Respondendo à avalanche de críticas internacionais, o Governo alemão anunciou segunda-feira à noite que vai criar uma task force para apurar da “forma mais rápida e transparente possível” qual a origem das 1400 obras de arte descobertas num apartamento de Munique e suspeitas de terem sido saqueadas pelos nazis.

Este lote, que inclui pintura, desenho e gravura de Henri Matisse, Marc Chagall, Paul Klee, Pablo Picasso, Otto Dix, Emil Nolde, Albrecht Dürer, Pierre-Auguste Renoir e Canalletto, entre muitos outros, e que foi localizado em Fevereiro de 2011, estava nas mãos de Cornelius Gurlitt, filho de um famoso historiador e negociante de arte que ajudou o regime nazi a vender no estrangeiro a arte confiscada aos museus europeus e extorquida aos coleccionadores judeus, Hildebrand Gurlitt.

No comunicado em que anuncia a constituição do grupo especial de investigação, que para já será composto por seis peritos na avaliação da proveniência das obras e por representantes de vários ministérios, o Governo alemão faz saber que irá publicar de imediato uma lista de 25 obras provenientes do espólio recuperado na casa de Cornelius Gurlitt, hoje com 79 anos, no site governamental que contém a base de dados da arte desaparecida desde a Segunda Guerra Mundial.
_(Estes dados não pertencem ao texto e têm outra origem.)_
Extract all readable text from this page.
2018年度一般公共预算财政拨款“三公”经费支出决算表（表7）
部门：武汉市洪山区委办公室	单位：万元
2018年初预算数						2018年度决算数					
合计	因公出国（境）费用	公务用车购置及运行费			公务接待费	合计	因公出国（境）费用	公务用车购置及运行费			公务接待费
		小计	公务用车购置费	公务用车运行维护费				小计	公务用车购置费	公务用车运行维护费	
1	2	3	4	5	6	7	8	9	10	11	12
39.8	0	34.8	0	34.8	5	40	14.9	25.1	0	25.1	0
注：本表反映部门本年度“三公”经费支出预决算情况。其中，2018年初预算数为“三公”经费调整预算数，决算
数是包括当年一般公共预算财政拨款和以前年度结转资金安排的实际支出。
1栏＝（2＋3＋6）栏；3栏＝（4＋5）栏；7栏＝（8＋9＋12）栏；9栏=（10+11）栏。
Promete ainda, segundo o diário norte-americano The New York Times, divulgar novas listas, à medida que for sendo apurada a origem das peças deste fabuloso acervo que estava escondido por trás de uma parede de latas de comida, algumas fora de prazo desde a década de 1980.

Lei da "arte degenerada"
O primeiro destes inventários parciais inclui, para além das obras já apresentadas pelos investigadores na semana passada, trabalhos sobre papel de artistas relativamente desconhecidos. Entre os nomes mais sonantes estão os de Chagall (Allegory/Allegorical Scene), Eugene Delacroix (Moorish Conversation on a Terrace), Dix (Woman in the Theater Box e Dompteuse), Auguste Rodin (Study of a Woman Nude, Standing, Arms Raised, Hands Crossed Above Head), Canaletto (Sa Giustina in Prà della Vale), Théodore Rousseau (View of the Seine Valley) e Matisse (Seated Woman/Woman Sitting in Armchair).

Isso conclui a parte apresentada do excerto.